A major study backed by Nottingham Trent University (NTU) has suggested that dog attacks could be reduced through promoting responsible dog ownership.

A group of dogs on leads
Many attacks are preventable if dogs are properly socialised and taught appropriate behaviours - according to the study

The project, which highlighted how more than 7,000 people are admitted to UK hospitals annually as a result of dog bites or strikes, involved extensive consultation with the police, local authorities, animal welfare organisations and dog walkers. It included reviewing existing enforcement and legislation and analysing media coverage on dog attacks.

The relevance of this research is highlighted as the Petitions Committee recently debated potential changes to legislation in the Dangerous Dogs Act 1991, part of the wider debate about reforming or reviewing laws and policies to deal with dangerous dogs and dog attacks.

The study suggests that many dog attacks are preventable if dogs are properly socialised and taught appropriate behaviours, and that owners are alert to problems that could occur if dogs are placed in the wrong situations and handled inappropriately.
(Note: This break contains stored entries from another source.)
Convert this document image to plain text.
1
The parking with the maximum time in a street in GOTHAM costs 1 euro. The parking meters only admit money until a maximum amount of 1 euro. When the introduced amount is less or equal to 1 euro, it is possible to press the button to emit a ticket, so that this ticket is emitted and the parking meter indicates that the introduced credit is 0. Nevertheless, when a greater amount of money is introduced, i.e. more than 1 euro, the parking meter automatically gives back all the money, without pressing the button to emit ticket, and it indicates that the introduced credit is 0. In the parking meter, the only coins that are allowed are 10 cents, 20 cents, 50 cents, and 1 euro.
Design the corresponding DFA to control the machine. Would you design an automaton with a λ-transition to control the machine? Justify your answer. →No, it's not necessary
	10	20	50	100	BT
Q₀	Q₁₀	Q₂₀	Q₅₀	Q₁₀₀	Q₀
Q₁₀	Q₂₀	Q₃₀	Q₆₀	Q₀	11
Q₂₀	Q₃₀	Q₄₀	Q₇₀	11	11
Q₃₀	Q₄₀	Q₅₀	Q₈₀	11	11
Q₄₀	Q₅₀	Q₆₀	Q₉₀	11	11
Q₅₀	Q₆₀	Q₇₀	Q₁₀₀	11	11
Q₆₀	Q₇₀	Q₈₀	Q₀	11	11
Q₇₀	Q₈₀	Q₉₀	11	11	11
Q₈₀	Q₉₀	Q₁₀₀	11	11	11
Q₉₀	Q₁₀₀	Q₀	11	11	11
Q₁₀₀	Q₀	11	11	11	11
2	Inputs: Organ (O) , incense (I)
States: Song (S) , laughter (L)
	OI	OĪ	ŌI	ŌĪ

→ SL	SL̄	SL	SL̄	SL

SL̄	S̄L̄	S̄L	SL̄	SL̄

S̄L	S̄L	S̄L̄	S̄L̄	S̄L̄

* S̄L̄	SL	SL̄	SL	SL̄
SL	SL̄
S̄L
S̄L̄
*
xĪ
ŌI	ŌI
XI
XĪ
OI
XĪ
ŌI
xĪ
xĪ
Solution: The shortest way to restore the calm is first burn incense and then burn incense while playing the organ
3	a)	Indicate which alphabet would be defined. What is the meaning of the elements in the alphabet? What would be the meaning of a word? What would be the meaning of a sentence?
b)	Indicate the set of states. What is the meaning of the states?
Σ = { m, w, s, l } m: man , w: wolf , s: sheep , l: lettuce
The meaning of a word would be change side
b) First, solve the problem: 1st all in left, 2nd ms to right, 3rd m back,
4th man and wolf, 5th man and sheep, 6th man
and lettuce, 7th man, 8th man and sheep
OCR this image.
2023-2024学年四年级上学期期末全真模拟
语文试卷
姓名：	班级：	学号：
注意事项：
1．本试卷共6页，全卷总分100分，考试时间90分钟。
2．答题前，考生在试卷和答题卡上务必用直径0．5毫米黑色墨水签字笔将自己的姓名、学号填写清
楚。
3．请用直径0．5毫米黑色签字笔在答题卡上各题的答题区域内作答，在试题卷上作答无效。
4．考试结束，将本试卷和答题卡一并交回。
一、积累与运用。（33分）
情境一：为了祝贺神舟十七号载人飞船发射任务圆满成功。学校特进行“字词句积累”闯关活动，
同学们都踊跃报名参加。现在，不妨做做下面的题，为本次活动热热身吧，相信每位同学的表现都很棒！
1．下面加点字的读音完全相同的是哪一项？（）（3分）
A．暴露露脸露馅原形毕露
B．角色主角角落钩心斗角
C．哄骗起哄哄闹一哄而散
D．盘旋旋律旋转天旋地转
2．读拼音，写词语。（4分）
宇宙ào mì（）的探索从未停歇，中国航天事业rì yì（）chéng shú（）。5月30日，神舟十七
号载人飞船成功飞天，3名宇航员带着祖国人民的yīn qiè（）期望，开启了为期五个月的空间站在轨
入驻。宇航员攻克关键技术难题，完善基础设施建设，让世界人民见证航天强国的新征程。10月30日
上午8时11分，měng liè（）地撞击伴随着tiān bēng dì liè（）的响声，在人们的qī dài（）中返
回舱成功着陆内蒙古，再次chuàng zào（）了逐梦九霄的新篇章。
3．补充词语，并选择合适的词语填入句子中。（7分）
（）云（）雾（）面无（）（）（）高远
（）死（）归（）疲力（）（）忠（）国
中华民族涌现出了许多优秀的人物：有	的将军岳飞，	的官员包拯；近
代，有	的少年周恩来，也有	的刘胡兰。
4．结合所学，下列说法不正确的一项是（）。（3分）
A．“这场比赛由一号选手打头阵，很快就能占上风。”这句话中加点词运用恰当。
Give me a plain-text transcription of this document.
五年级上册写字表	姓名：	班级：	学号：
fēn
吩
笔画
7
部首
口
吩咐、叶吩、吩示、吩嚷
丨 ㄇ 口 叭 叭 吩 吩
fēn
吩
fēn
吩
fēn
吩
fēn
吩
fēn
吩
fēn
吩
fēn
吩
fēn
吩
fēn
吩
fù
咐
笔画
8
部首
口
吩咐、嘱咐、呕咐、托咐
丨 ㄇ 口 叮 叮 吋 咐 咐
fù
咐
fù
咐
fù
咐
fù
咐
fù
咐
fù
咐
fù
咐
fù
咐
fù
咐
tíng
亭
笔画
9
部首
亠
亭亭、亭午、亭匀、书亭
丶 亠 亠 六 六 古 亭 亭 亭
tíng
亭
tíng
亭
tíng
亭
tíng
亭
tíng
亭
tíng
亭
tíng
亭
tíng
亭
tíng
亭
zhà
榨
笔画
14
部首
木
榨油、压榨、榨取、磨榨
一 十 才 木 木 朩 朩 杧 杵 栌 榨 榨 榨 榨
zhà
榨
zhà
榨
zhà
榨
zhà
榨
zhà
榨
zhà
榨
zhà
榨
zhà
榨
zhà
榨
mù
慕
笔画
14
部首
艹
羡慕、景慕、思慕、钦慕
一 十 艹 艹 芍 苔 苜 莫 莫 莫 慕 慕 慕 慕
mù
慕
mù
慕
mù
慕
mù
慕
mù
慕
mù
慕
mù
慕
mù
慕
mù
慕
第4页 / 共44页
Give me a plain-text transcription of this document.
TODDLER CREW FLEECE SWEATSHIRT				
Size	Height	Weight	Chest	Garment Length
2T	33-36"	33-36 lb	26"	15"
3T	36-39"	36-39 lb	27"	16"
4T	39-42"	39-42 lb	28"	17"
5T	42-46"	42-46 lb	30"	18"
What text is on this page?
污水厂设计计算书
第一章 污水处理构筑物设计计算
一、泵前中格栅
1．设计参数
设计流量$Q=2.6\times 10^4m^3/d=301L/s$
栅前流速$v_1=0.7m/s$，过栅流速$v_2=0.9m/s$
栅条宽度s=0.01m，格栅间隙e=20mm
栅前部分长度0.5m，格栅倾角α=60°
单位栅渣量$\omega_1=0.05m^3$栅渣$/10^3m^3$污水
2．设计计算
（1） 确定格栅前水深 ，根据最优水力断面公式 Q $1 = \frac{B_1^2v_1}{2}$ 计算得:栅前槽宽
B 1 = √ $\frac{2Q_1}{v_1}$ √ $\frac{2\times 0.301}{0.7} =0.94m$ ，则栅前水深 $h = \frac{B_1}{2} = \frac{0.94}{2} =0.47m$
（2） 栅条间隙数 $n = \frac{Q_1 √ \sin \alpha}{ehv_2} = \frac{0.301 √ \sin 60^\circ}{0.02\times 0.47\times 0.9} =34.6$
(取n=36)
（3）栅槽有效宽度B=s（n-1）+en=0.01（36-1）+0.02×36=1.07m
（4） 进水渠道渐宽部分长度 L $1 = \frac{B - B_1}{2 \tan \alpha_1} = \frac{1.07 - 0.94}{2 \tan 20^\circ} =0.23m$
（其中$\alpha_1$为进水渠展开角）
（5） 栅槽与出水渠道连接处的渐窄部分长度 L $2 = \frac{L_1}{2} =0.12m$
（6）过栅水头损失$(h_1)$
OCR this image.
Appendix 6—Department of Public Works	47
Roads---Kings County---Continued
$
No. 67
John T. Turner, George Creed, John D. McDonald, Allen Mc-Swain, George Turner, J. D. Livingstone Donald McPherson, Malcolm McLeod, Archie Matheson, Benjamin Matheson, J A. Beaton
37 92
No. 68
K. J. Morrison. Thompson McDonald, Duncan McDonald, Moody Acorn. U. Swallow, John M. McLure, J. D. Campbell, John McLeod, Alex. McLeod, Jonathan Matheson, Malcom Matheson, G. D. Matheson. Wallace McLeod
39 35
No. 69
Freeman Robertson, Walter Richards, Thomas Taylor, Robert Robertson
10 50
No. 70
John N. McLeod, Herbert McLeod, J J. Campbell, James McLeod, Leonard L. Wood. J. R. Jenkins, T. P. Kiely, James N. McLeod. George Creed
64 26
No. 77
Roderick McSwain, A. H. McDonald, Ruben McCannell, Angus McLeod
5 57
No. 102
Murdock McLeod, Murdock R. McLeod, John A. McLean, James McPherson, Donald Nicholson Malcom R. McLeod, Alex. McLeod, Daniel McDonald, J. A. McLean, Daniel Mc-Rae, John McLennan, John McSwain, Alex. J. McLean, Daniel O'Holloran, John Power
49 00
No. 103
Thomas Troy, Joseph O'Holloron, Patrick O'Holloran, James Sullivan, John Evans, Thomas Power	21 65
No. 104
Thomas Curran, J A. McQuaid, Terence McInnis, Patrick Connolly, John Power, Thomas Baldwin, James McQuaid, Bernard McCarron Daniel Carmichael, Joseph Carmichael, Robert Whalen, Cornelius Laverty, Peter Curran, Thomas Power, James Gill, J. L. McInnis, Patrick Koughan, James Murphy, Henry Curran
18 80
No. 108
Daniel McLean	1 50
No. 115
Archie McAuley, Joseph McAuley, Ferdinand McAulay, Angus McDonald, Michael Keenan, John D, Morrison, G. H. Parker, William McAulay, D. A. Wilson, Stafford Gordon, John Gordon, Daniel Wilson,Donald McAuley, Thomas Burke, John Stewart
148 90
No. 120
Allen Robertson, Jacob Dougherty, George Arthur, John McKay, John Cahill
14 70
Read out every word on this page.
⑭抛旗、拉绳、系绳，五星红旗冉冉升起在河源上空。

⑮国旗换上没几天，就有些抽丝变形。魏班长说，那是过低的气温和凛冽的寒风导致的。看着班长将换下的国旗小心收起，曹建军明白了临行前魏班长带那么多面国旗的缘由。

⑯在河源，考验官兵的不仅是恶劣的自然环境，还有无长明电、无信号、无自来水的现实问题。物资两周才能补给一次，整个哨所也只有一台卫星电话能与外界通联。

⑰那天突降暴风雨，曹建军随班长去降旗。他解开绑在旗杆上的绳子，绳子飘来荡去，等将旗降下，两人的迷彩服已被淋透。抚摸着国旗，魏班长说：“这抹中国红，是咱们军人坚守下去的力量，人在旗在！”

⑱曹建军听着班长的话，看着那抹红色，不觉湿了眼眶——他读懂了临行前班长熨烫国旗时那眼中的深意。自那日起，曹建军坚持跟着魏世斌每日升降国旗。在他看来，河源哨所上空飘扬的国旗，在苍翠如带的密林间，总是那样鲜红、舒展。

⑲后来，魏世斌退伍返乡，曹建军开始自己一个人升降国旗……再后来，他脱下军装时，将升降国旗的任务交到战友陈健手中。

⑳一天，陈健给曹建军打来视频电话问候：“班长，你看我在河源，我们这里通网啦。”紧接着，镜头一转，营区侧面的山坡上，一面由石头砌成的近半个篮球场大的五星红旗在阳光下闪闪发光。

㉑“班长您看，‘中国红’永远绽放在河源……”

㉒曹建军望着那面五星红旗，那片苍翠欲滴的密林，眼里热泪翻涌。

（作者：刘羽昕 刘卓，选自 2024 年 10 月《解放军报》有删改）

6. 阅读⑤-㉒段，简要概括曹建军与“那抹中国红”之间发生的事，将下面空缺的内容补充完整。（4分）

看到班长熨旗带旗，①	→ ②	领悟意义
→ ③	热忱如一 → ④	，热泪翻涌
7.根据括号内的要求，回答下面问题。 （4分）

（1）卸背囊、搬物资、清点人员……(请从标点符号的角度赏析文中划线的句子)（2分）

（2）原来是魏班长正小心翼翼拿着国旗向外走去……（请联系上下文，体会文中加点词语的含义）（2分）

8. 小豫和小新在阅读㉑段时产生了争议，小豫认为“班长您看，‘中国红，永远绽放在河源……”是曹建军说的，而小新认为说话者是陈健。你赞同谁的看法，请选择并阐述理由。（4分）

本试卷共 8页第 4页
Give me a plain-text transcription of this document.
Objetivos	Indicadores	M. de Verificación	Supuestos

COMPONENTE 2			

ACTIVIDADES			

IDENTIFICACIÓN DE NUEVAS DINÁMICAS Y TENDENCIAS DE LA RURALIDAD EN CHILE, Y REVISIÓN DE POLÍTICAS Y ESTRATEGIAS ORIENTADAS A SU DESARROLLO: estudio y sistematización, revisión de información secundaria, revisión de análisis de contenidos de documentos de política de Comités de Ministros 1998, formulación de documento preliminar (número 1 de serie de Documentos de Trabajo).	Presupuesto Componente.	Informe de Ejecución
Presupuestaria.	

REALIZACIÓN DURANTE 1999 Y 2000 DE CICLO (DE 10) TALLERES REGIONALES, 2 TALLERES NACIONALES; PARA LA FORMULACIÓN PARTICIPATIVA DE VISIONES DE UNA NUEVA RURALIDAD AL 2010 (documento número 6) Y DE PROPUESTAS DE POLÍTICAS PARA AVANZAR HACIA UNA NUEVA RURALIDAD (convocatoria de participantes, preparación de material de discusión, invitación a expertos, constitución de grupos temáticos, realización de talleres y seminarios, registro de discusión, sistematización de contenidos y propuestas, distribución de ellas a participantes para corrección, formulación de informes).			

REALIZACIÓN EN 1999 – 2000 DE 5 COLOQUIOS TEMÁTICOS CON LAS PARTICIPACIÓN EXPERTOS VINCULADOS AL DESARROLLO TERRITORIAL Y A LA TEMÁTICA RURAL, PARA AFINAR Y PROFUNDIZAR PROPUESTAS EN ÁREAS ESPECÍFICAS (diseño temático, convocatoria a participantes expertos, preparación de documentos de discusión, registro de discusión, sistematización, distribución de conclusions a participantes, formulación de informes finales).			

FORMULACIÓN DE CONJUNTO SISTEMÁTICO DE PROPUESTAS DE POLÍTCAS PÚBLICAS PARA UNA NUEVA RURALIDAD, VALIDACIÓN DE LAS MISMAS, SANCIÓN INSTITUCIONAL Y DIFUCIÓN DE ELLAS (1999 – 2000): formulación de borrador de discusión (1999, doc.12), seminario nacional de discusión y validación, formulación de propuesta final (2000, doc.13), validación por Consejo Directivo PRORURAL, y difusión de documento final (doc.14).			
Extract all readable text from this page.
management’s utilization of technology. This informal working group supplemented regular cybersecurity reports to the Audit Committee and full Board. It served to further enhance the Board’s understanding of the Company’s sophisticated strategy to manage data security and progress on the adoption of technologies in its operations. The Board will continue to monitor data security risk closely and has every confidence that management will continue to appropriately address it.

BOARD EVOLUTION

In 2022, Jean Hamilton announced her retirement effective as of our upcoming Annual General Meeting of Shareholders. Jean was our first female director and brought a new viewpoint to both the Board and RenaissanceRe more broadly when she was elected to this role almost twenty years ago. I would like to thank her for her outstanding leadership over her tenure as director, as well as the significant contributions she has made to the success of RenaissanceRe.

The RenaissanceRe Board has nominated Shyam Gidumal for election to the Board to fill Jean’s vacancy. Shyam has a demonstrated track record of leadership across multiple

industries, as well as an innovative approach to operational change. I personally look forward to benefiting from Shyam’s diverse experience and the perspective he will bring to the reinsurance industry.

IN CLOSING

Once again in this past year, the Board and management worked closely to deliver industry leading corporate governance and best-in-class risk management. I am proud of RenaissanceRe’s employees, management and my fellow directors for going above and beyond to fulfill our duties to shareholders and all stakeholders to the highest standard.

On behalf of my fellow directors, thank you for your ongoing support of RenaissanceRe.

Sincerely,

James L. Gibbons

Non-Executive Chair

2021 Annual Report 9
It also points to owners who unwittingly put dogs in situations where dog attacks were likely to occur and lacked the skills to deal with these incidents when they happened.

Rather than focusing on breed in relation to behaviour, a range of situational factors should be considered, such as the proximity between larger and smaller dogs in public places, children’s interactions with poorly socialised dogs in the home, and trigger incidents including a dog experiencing fear or excitement, predatory behaviour from other dogs, being in unfamiliar settings, provocation by humans, understanding the individual dog’s needs and characteristics by owners and responsible persons.

The recommendations from the report include:

  • Dog behavioural training similar to speed awareness courses as part of sentencing/contingent order/community protection notice (CPN) enforcement regime which would be compulsory in the event of a destruction order or contingent order being imposed by the courts. The training is designed to support dog owners to understand their responsibilities and develop best practice in dog control
  • Improved recording of dog attack data and incident characteristics
  • Introduce statutory enforcement duty
  • New legal requirements on dog ownership which require all people about to own a dog to have a ‘clean’ record, i.e. there is no evidence of complaints regarding dog ownership against them

Dr Angus Nurse, head of Criminology and Criminal Justice at NTU’s School of Social Sciences, led the research. He said: “The research evidence indicates human behaviour as a key factor in dog bite incidents and that not all dog incidents should be seen as ‘aggressive’ behaviour. If we consider a range of situational factors and focus on helping dog owners to develop skills to understand their dogs and potential warning signs for incidents, this should help prevent dog attacks.”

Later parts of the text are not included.